И в новый спектакль «Тартюф» я ввел документы истории закрытия «Тартюфа» – документы подлинные, которые были напечатаны. Начало XVIII века, конец XVII.
Король и кардинал, оба были куклами. Мне не хотелось, чтобы был живой Людовик и был живой кардинал.
Сперва был только один Людовик, потом мне было сказано, что надо усилить антиклерикальную линию. И тогда я поставил на другую сторону кардинала, и бедный Мольер бегал от одного к другому. Так что «критика мне помогла», потому что лучше стали мизансцены и композиция стала стройней. А когда они пришли, я сказал: «Усилить? Пожалуйста, я усилил.»
Но я получил уничтожающую советскую критику. Они очень рассердились на этот спектакль, потому что приняли все на свой счет. Потом забыли и послали его во Францию. И мы играли его в Лионе и в Марселе.
Конечно, какие-то аналогии были, а как же иначе? Иначе это будет музей. Если художник не будет так ставить, то… как они не понимают! Это так элементарно, что стыдно говорить. Это будет мертвый спектакль, и я просто буду преступником – я убью прекрасного комедиографа. Скажут, что это скучно и никому не надо. И, наверно, классика потому и классика, что она вечно живет.
И вообще, конечно, всегда весьма трудно что-нибудь сделать новое. Люди по природе консервативны – они хотят устойчивости, и поэтому они с тревогой смотрят, если на сцене что-то такое непривычное. А ученые даже говорят, что есть какой-то закон отторжения: если что-то непонятное, невиденное, то какие-то инстинкты в человеческом организме, какие-то рефлексы дают враждебную отталкивающую реакцию. Ну, как вот этот страшный случай с многоголосьем. Когда запели первый раз многоголосье в соборе, то молящиеся бросились из собора, а монаха сожгли как еретика.
* * *
Я репетировал «Тартюф» перед вторжением в Чехословакию. В это время Волконский, который писал музыку, а потом эмигрировал, и сказал фразу знаменитую: «Извините, Юрий Петрович, я уезжаю. Лучше ужасный конец, чем ужас без конца».

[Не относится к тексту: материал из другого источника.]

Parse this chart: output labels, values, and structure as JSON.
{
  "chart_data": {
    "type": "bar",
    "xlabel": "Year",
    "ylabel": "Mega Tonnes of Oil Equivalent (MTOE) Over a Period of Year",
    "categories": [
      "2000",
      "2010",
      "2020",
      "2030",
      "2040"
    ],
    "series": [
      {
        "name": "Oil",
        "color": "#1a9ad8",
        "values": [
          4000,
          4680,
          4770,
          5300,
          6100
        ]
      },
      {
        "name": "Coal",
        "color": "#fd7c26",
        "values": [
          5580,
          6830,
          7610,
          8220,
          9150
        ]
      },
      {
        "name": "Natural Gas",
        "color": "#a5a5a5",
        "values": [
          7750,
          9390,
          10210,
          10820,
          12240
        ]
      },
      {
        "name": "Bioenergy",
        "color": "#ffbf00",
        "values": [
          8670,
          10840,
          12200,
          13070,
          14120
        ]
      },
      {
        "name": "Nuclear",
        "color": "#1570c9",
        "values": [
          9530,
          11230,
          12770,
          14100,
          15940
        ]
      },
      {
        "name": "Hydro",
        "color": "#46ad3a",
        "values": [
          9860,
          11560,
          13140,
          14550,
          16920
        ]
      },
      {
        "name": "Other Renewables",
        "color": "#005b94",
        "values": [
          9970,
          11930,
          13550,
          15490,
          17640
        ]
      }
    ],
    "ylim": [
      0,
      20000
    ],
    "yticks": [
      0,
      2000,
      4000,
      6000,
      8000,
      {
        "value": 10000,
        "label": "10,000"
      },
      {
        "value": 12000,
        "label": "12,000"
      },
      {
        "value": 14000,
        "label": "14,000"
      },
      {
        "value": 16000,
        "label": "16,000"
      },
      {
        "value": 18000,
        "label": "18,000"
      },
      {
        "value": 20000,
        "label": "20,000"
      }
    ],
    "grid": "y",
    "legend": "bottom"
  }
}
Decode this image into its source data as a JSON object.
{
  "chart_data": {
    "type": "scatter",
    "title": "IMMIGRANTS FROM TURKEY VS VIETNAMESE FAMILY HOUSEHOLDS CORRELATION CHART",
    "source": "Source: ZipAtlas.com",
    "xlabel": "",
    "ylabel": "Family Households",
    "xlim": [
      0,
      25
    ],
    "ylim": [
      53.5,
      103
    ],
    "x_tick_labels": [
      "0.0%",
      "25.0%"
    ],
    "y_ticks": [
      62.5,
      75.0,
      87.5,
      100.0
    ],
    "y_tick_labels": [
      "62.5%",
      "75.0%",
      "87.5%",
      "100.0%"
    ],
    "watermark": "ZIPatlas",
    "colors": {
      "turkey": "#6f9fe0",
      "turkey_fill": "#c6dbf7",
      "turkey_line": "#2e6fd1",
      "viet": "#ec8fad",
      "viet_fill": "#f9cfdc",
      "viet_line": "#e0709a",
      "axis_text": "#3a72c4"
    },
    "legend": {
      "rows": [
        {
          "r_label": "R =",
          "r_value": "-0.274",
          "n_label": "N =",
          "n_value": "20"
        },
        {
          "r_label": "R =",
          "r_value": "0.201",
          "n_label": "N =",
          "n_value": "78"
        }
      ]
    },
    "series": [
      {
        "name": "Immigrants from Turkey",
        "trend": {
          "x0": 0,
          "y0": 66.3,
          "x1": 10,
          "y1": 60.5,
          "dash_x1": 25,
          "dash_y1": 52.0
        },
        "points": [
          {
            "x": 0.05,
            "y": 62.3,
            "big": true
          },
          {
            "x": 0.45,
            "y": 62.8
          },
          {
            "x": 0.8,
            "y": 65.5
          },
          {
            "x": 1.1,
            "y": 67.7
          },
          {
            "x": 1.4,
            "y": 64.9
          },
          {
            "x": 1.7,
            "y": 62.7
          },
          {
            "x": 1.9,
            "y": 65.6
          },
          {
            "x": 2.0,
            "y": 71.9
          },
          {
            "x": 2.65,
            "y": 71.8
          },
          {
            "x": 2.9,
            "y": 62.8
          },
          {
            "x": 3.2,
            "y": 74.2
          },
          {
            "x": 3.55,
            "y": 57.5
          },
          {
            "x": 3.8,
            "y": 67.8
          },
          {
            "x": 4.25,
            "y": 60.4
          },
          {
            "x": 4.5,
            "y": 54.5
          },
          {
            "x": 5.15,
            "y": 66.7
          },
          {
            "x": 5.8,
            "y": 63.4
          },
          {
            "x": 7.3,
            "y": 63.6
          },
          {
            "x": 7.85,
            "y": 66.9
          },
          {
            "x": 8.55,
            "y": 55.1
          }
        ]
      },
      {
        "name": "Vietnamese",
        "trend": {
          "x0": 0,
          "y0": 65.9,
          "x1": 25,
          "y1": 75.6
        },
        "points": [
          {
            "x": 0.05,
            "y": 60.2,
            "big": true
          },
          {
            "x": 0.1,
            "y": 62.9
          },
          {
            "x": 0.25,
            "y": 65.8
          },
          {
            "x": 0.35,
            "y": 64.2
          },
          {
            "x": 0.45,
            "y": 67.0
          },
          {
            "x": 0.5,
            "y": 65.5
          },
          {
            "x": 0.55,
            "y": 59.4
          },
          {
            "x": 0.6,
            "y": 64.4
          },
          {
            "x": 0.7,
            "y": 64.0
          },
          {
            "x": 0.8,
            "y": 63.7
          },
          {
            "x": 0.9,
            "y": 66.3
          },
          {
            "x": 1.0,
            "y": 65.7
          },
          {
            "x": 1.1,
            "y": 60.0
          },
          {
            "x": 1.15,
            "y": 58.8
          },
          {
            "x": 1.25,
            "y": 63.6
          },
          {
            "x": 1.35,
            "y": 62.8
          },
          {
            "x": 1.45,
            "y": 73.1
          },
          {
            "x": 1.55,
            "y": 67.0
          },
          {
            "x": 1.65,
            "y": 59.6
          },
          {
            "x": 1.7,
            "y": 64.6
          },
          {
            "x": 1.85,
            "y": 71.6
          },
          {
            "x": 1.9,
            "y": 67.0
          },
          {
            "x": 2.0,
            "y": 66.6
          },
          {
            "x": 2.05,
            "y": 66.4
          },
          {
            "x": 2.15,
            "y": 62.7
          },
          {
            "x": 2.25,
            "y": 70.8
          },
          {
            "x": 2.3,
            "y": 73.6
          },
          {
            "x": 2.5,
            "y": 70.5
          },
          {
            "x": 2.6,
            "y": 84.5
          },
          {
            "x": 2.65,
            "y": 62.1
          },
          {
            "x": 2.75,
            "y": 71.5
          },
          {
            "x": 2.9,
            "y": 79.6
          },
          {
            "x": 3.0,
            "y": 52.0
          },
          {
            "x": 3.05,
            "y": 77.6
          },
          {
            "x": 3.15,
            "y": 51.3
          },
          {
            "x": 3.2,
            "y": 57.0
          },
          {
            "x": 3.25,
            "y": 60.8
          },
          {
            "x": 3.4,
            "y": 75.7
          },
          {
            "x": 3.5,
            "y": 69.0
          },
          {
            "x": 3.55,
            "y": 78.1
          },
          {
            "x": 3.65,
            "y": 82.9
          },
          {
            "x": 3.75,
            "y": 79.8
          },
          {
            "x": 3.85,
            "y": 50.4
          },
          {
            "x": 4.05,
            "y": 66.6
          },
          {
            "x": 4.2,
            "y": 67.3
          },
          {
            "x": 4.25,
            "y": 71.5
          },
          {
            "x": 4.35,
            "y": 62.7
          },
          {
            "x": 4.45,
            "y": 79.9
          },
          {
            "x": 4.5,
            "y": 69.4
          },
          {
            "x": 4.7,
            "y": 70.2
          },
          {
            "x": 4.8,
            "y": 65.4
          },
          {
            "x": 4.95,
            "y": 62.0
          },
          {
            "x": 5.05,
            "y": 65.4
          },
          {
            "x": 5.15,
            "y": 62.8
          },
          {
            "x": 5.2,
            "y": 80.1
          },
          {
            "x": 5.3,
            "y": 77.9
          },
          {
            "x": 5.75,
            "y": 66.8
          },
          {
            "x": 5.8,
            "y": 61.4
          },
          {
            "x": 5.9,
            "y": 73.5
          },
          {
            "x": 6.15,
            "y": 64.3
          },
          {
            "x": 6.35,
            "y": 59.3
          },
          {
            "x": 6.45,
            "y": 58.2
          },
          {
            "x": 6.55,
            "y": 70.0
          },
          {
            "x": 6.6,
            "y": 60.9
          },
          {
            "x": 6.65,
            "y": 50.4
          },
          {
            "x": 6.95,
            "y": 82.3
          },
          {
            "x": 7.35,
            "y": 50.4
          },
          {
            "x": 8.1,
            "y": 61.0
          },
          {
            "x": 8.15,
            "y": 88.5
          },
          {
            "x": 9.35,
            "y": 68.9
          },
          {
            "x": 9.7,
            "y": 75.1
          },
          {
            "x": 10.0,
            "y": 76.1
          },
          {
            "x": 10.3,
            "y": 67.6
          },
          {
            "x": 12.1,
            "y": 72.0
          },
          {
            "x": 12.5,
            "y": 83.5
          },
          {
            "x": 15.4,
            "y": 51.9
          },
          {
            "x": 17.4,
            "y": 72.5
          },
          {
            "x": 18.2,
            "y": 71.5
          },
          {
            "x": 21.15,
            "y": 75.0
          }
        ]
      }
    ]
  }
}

А потом Слава Ростропович искал фразу, чтобы распрощаться с дамой. Звонит:
– Ты чего делаешь вечером? Мы можем увидеться? Очень важно!
Я говорю:
– Ну, Слава, конечно. – Это было в Лондоне.
Он пилил, пилил, к его чести, готовился к концерту, у него был вечером ответственный концерт, и мы поехали вечером его слушать, я его давно не слушал. Мы поехали в какой-то замечательный собор английский на его концерт баховский. И оказалось, что ему нужна фраза, он должен был расставаться с дамой. И все не знал, как же сказать ей исчерпывающе и душевно. Я говорю:
«Тартюф», 1968 – идет более 30 лет
– Ну, фраза избитая, Слава.
– Ну и говори. Если избитая, я скажу, избитая. Да и все.
– Лучше ужасный конец, чем ужас без конца.
– Я не слышал. Беру, беру. Так и скажу. Лучше ужасный конец, чем ужас без конца.
P.S. Видите, как фразы путешествуют. Берите!